A bunch of people have pointed me to this Portland TV station’s story about the Clackamas Town Center shooting in Oregon. On December 11, Jacob Tyler Roberts killed two people at the mall and wounded a third. Nick Meli, who had a concealed carry license, was apparently at the mall, took out his gun, aimed at Roberts, but didn’t shoot because there was someone running across the field of fire. Meli then took cover, and Roberts shot and killed himself.
I didn’t add this to my earlier post on armed citizens capturing, killing, or stopping mass shooters because it’s hard to tell just why Roberts acted as he acted. (I’m also hesitant to rely on self-reports by defenders; though I have no specific reason to doubt Meli’s story, I’m generally a skeptical guy, especially when it comes to uncorroborated accounts. Even people who aren’t making things up — and Meli’s story isn’t the sort of especially heroic tale that particularly smacks of possible fabrication — might easily misremember important details, especially when they were under serious stress at the time of the event.) Unlike in the Colorado Springs shooting, the shooter hadn’t been wounded, and didn’t necessarily have the sense that the gig was up. Roberts’ killing himself might thus have little to do with his seeing Meli (assuming Meli is correct in saying that Roberts did see him) and more to do with Roberts’ being ready for his exit at that point.
At the same time, it’s also possible that the shooter did kill himself in response to the sense that someone was gunning for him. My vague and nonprofessional sense is that many (though of course not all) of the shooters kill themselves because they kill to seek a feeling of power, and therefore prefer death to the extended pain, humiliation, and contempt — the very opposite of power — to which they will surely be subjected if they are captured. And when someone seems ready to shoot at you, it’s possible that he’ll hit you in a way that doesn’t kill you but does keep you from killing yourself; therefore, if you want to be certain to avoid capture, you have to kill yourself right away.

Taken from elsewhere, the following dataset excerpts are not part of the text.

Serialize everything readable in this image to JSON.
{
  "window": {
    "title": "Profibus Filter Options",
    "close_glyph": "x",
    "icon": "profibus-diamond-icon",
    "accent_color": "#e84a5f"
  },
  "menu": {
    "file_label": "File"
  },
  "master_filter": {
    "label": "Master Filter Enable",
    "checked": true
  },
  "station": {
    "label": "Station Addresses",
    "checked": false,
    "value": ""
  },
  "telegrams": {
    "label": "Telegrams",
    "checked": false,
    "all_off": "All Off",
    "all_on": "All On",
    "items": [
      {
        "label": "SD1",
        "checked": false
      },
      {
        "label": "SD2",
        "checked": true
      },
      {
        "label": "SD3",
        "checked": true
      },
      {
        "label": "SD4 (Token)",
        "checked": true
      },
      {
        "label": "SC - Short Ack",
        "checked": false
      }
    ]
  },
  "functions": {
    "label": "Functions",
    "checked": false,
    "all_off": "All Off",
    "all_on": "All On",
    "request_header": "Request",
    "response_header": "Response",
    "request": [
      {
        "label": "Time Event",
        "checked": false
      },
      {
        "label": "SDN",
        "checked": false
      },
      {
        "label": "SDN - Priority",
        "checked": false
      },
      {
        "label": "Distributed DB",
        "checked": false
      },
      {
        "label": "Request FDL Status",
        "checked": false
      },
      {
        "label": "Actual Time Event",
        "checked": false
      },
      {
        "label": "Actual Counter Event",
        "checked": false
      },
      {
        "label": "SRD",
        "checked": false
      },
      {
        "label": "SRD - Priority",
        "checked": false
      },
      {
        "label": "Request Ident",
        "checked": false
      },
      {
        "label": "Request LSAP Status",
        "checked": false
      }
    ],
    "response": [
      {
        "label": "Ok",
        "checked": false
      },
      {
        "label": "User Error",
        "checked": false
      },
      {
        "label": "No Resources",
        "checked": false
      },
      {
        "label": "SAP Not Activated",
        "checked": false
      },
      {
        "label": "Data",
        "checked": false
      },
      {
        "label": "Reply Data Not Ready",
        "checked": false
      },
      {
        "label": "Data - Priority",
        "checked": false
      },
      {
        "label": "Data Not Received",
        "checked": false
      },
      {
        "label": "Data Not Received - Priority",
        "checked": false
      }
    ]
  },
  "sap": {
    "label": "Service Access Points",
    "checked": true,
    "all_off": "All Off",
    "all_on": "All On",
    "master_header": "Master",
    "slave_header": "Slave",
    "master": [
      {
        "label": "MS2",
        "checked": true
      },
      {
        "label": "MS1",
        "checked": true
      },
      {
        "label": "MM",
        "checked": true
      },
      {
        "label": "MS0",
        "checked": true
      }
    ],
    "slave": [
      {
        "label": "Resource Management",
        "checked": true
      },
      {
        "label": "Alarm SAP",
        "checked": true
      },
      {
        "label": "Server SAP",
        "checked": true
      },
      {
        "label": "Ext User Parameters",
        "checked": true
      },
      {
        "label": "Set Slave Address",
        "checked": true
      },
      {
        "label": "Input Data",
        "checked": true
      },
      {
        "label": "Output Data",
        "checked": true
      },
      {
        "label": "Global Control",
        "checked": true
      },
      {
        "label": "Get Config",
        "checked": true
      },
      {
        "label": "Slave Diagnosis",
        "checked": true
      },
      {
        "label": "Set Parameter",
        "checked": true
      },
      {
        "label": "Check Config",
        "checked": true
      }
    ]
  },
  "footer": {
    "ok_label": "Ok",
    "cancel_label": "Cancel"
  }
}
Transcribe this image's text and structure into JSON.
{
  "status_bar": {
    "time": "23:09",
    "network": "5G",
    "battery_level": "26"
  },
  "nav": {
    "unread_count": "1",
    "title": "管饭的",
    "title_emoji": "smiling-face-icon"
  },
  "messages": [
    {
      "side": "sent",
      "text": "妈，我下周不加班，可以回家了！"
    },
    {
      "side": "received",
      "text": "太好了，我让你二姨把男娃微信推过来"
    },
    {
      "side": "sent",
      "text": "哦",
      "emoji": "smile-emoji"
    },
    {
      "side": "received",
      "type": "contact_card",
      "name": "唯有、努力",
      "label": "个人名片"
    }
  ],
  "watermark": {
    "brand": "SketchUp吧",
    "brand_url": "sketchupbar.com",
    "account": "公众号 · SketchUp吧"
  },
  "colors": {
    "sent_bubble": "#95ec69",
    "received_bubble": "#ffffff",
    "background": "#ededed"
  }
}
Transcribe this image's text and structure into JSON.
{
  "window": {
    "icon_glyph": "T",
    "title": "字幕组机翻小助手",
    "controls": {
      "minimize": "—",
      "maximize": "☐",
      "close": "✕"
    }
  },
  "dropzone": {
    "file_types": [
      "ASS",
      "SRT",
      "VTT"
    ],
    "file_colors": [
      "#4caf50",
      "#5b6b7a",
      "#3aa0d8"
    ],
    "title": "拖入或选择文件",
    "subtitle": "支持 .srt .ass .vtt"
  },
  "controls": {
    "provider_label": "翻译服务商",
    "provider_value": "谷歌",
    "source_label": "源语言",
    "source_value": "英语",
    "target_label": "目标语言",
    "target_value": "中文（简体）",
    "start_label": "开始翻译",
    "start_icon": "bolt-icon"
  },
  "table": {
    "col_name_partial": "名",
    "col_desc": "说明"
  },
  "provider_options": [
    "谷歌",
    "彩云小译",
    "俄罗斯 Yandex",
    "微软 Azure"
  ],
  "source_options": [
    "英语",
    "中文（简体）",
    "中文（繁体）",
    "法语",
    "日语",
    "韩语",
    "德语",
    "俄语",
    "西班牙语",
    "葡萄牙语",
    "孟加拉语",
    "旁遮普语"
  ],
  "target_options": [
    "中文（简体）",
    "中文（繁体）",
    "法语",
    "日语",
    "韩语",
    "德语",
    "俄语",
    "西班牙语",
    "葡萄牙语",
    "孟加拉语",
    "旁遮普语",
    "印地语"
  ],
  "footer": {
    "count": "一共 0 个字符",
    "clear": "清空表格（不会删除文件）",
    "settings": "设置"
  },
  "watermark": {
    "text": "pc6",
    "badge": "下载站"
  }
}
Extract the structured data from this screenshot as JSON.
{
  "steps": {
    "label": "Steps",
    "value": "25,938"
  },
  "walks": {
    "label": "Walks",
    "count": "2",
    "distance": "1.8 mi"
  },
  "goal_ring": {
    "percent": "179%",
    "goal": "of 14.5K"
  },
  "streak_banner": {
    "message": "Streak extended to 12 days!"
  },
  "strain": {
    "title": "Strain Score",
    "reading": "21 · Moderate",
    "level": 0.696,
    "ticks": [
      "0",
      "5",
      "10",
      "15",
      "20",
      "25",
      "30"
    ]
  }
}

Perhaps that’s also what happened in the Colorado Springs shooting, where the killer shot himself after being wounded (though there the pain of the wounds might also have played a role). And it seems to have happened in the Connecticut shooting, where the murderer killed himself as the police were closing in, but before the police had even shot at him (though query whether shooters might have a different reaction to a mass police arrival than to seeing one defender, who might or might not be an off-duty police officer). Do any readers know of any psychological literature on these questions?
In any case, I think the Clackamas incident is too uncertain and ambiguous for me to include in my earlier post, but I thought I’d mention my extremely tentative thoughts (and reservations) about it, since so many people have brought it up. And if someone has more information, whether pointers to contemporaneous eyewitness reports or pointers to psychological literature, I’d love to see them.